Dismissal and re-engagement, or ‘fire and rehire’, involves an employer dismissing workers then re-employing them on changed terms and conditions, or threatening to do so as part of a negotiation about terms and conditions. It has been reported that use of the practice increased during the Covid-19 pandemic.

Fire and rehire is legal in the UK, although employees have certain legal protections. The government has said it will not ban the practice, because redundancies may be necessary when a firm is close to failure. However, the government has said that threatening to use the practice as part of a negotiation about changing employees’ terms and conditions is “completely unacceptable”.

The conciliation service Acas (Advisory, Conciliation and Arbitration Service) published guidance for employers on the practice in November 2021. The government has since committed to consulting on and introducing a statutory code when parliamentary time allows. However, the Trades Union Congress (TUC) said a statutory code would not deter “rogue” employers from reducing workers’ rights.

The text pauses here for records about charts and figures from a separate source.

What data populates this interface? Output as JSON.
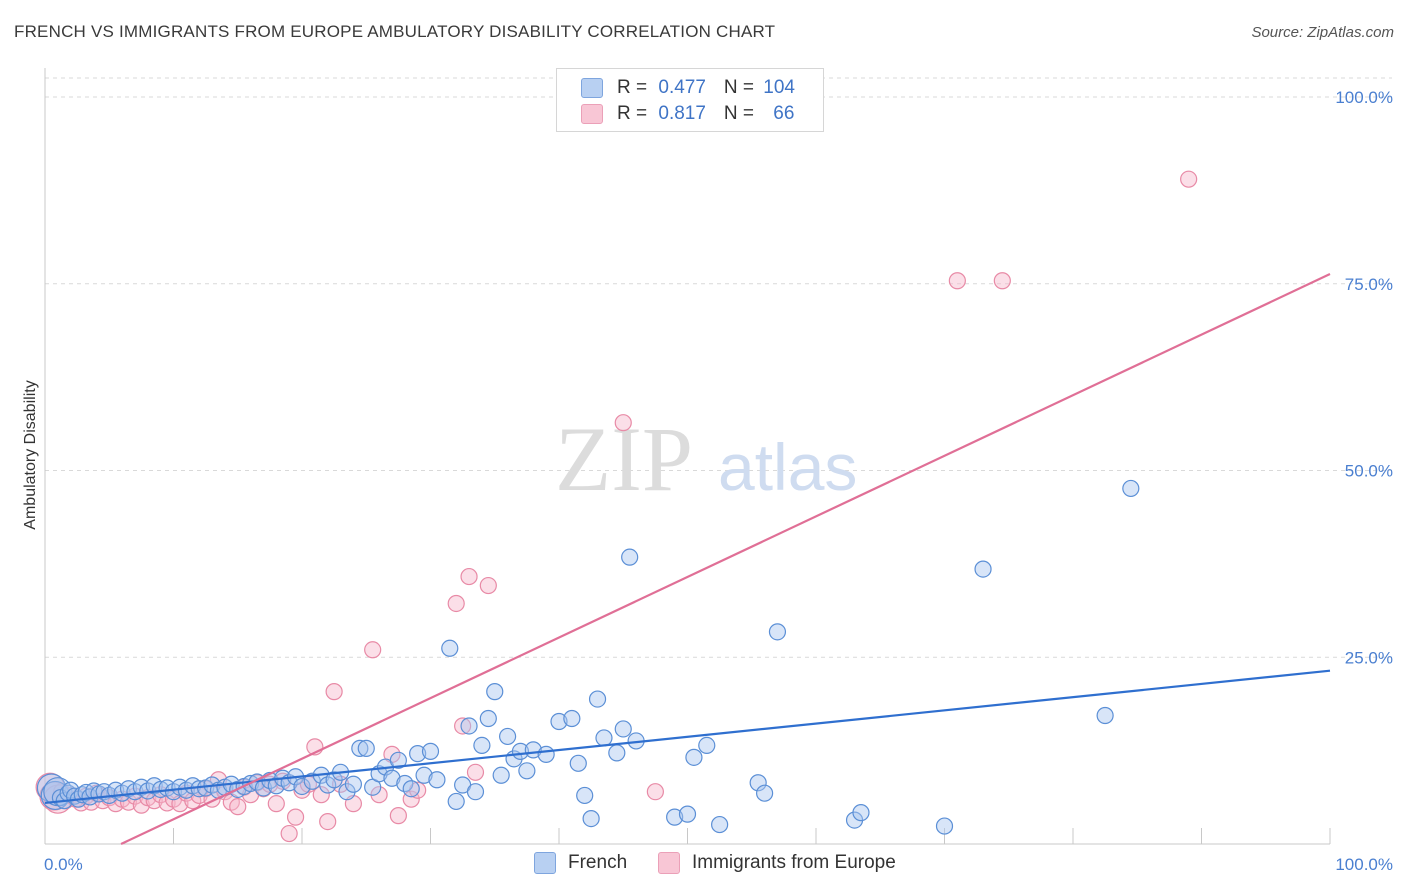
{
  "title": "FRENCH VS IMMIGRANTS FROM EUROPE AMBULATORY DISABILITY CORRELATION CHART",
  "source": "Source: ZipAtlas.com",
  "watermark": {
    "zip": "ZIP",
    "atlas": "atlas"
  },
  "colors": {
    "blue_fill": "#a9c6ef",
    "blue_stroke": "#5b8fd6",
    "blue_line": "#2f6fcf",
    "pink_fill": "#f6b9cb",
    "pink_stroke": "#e88aa6",
    "pink_line": "#e06f96",
    "tick_color": "#4a7fd0",
    "grid": "#d9d9d9"
  },
  "legend": {
    "rows": [
      {
        "r_label": "R = ",
        "r_value": "0.477",
        "n_label": "N = ",
        "n_value": "104"
      },
      {
        "r_label": "R = ",
        "r_value": "0.817",
        "n_label": "N = ",
        "n_value": "66"
      }
    ]
  },
  "bottom_legend": [
    "French",
    "Immigrants from Europe"
  ],
  "chart_data": {
    "type": "scatter",
    "ylabel": "Ambulatory Disability",
    "xlim": [
      0,
      100
    ],
    "ylim": [
      0,
      100
    ],
    "x_tick_labels": [
      "0.0%",
      "100.0%"
    ],
    "y_tick_values": [
      25,
      50,
      75,
      100
    ],
    "y_tick_labels": [
      "25.0%",
      "50.0%",
      "75.0%",
      "100.0%"
    ],
    "legend_position": "top-center",
    "grid": true,
    "series": [
      {
        "name": "French",
        "trend": {
          "x": [
            0,
            100
          ],
          "y": [
            5.5,
            23.2
          ]
        },
        "points": [
          [
            0.5,
            7.5
          ],
          [
            0.8,
            6.5
          ],
          [
            1.0,
            7.0
          ],
          [
            1.2,
            6.2
          ],
          [
            1.5,
            5.8
          ],
          [
            1.8,
            6.8
          ],
          [
            2.0,
            7.2
          ],
          [
            2.3,
            6.4
          ],
          [
            2.6,
            6.0
          ],
          [
            2.9,
            6.6
          ],
          [
            3.2,
            6.9
          ],
          [
            3.5,
            6.3
          ],
          [
            3.8,
            7.1
          ],
          [
            4.2,
            6.7
          ],
          [
            4.6,
            7.0
          ],
          [
            5.0,
            6.5
          ],
          [
            5.5,
            7.2
          ],
          [
            6.0,
            6.8
          ],
          [
            6.5,
            7.4
          ],
          [
            7.0,
            7.0
          ],
          [
            7.5,
            7.6
          ],
          [
            8.0,
            7.1
          ],
          [
            8.5,
            7.8
          ],
          [
            9.0,
            7.3
          ],
          [
            9.5,
            7.5
          ],
          [
            10.0,
            7.0
          ],
          [
            10.5,
            7.6
          ],
          [
            11.0,
            7.2
          ],
          [
            11.5,
            7.8
          ],
          [
            12.0,
            7.4
          ],
          [
            12.5,
            7.5
          ],
          [
            13.0,
            7.9
          ],
          [
            13.5,
            7.2
          ],
          [
            14.0,
            7.6
          ],
          [
            14.5,
            8.0
          ],
          [
            15.0,
            7.3
          ],
          [
            15.5,
            7.7
          ],
          [
            16.0,
            8.1
          ],
          [
            16.5,
            8.3
          ],
          [
            17.0,
            7.5
          ],
          [
            17.5,
            8.5
          ],
          [
            18.0,
            7.8
          ],
          [
            18.5,
            8.8
          ],
          [
            19.0,
            8.2
          ],
          [
            19.5,
            9.0
          ],
          [
            20.0,
            7.7
          ],
          [
            20.8,
            8.4
          ],
          [
            21.5,
            9.2
          ],
          [
            22.0,
            7.9
          ],
          [
            22.5,
            8.6
          ],
          [
            23.0,
            9.6
          ],
          [
            23.5,
            7.0
          ],
          [
            24.0,
            8.0
          ],
          [
            24.5,
            12.8
          ],
          [
            25.0,
            12.8
          ],
          [
            25.5,
            7.6
          ],
          [
            26.0,
            9.4
          ],
          [
            26.5,
            10.3
          ],
          [
            27.0,
            8.8
          ],
          [
            27.5,
            11.2
          ],
          [
            28.0,
            8.1
          ],
          [
            28.5,
            7.4
          ],
          [
            29.0,
            12.1
          ],
          [
            29.5,
            9.2
          ],
          [
            30.0,
            12.4
          ],
          [
            30.5,
            8.6
          ],
          [
            31.5,
            26.2
          ],
          [
            32.0,
            5.7
          ],
          [
            32.5,
            7.9
          ],
          [
            33.0,
            15.8
          ],
          [
            33.5,
            7.0
          ],
          [
            34.0,
            13.2
          ],
          [
            34.5,
            16.8
          ],
          [
            35.0,
            20.4
          ],
          [
            35.5,
            9.2
          ],
          [
            36.0,
            14.4
          ],
          [
            36.5,
            11.4
          ],
          [
            37.0,
            12.4
          ],
          [
            37.5,
            9.8
          ],
          [
            38.0,
            12.6
          ],
          [
            39.0,
            12.0
          ],
          [
            40.0,
            16.4
          ],
          [
            41.0,
            16.8
          ],
          [
            41.5,
            10.8
          ],
          [
            42.0,
            6.5
          ],
          [
            42.5,
            3.4
          ],
          [
            43.0,
            19.4
          ],
          [
            43.5,
            14.2
          ],
          [
            44.5,
            12.2
          ],
          [
            45.0,
            15.4
          ],
          [
            45.5,
            38.4
          ],
          [
            46.0,
            13.8
          ],
          [
            49.0,
            3.6
          ],
          [
            50.0,
            4.0
          ],
          [
            50.5,
            11.6
          ],
          [
            51.5,
            13.2
          ],
          [
            52.5,
            2.6
          ],
          [
            55.5,
            8.2
          ],
          [
            56.0,
            6.8
          ],
          [
            57.0,
            28.4
          ],
          [
            63.0,
            3.2
          ],
          [
            63.5,
            4.2
          ],
          [
            70.0,
            2.4
          ],
          [
            73.0,
            36.8
          ],
          [
            82.5,
            17.2
          ],
          [
            84.5,
            47.6
          ]
        ]
      },
      {
        "name": "Immigrants from Europe",
        "trend": {
          "x": [
            0,
            100
          ],
          "y": [
            -4.8,
            76.3
          ]
        },
        "points": [
          [
            0.4,
            7.6
          ],
          [
            0.7,
            6.4
          ],
          [
            1.0,
            6.0
          ],
          [
            1.3,
            7.0
          ],
          [
            1.6,
            5.8
          ],
          [
            2.0,
            6.5
          ],
          [
            2.4,
            6.0
          ],
          [
            2.8,
            5.5
          ],
          [
            3.2,
            6.4
          ],
          [
            3.6,
            5.6
          ],
          [
            4.0,
            6.8
          ],
          [
            4.5,
            5.8
          ],
          [
            5.0,
            6.2
          ],
          [
            5.5,
            5.4
          ],
          [
            6.0,
            6.0
          ],
          [
            6.5,
            5.6
          ],
          [
            7.0,
            6.4
          ],
          [
            7.5,
            5.2
          ],
          [
            8.0,
            6.2
          ],
          [
            8.5,
            5.8
          ],
          [
            9.0,
            6.6
          ],
          [
            9.5,
            5.5
          ],
          [
            10.0,
            6.0
          ],
          [
            10.5,
            5.4
          ],
          [
            11.0,
            6.8
          ],
          [
            11.5,
            5.8
          ],
          [
            12.0,
            6.5
          ],
          [
            12.5,
            7.4
          ],
          [
            13.0,
            6.0
          ],
          [
            13.5,
            8.6
          ],
          [
            14.0,
            7.0
          ],
          [
            14.5,
            5.6
          ],
          [
            15.0,
            5.0
          ],
          [
            15.5,
            7.6
          ],
          [
            16.0,
            6.6
          ],
          [
            16.5,
            8.2
          ],
          [
            17.0,
            7.4
          ],
          [
            17.5,
            8.0
          ],
          [
            18.0,
            5.4
          ],
          [
            18.5,
            8.4
          ],
          [
            19.0,
            1.4
          ],
          [
            19.5,
            3.6
          ],
          [
            20.0,
            7.2
          ],
          [
            20.5,
            8.0
          ],
          [
            21.0,
            13.0
          ],
          [
            21.5,
            6.6
          ],
          [
            22.0,
            3.0
          ],
          [
            22.5,
            20.4
          ],
          [
            23.0,
            8.0
          ],
          [
            24.0,
            5.4
          ],
          [
            25.5,
            26.0
          ],
          [
            26.0,
            6.6
          ],
          [
            27.0,
            12.0
          ],
          [
            27.5,
            3.8
          ],
          [
            28.5,
            6.0
          ],
          [
            29.0,
            7.2
          ],
          [
            32.0,
            32.2
          ],
          [
            32.5,
            15.8
          ],
          [
            33.0,
            35.8
          ],
          [
            33.5,
            9.6
          ],
          [
            34.5,
            34.6
          ],
          [
            45.0,
            56.4
          ],
          [
            47.5,
            7.0
          ],
          [
            71.0,
            75.4
          ],
          [
            74.5,
            75.4
          ],
          [
            89.0,
            89.0
          ]
        ]
      }
    ]
  }
}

The bill aims to tighten the rules around the use of fire and rehire practices by employers, including by providing affected workers with additional protections. For example, it would specify certain consultation requirements when an employer with 50 or more employees is considering making at least 15 redundancies. The bill would also require the employer to disclose relevant information to employees and their representatives. The bill also proposes to reduce the threshold for an employee to claim unfair dismissal if they have been subject to fire and rehire, and would make it easier for a trade union to organise industrial action in cases of threatened fire and rehire.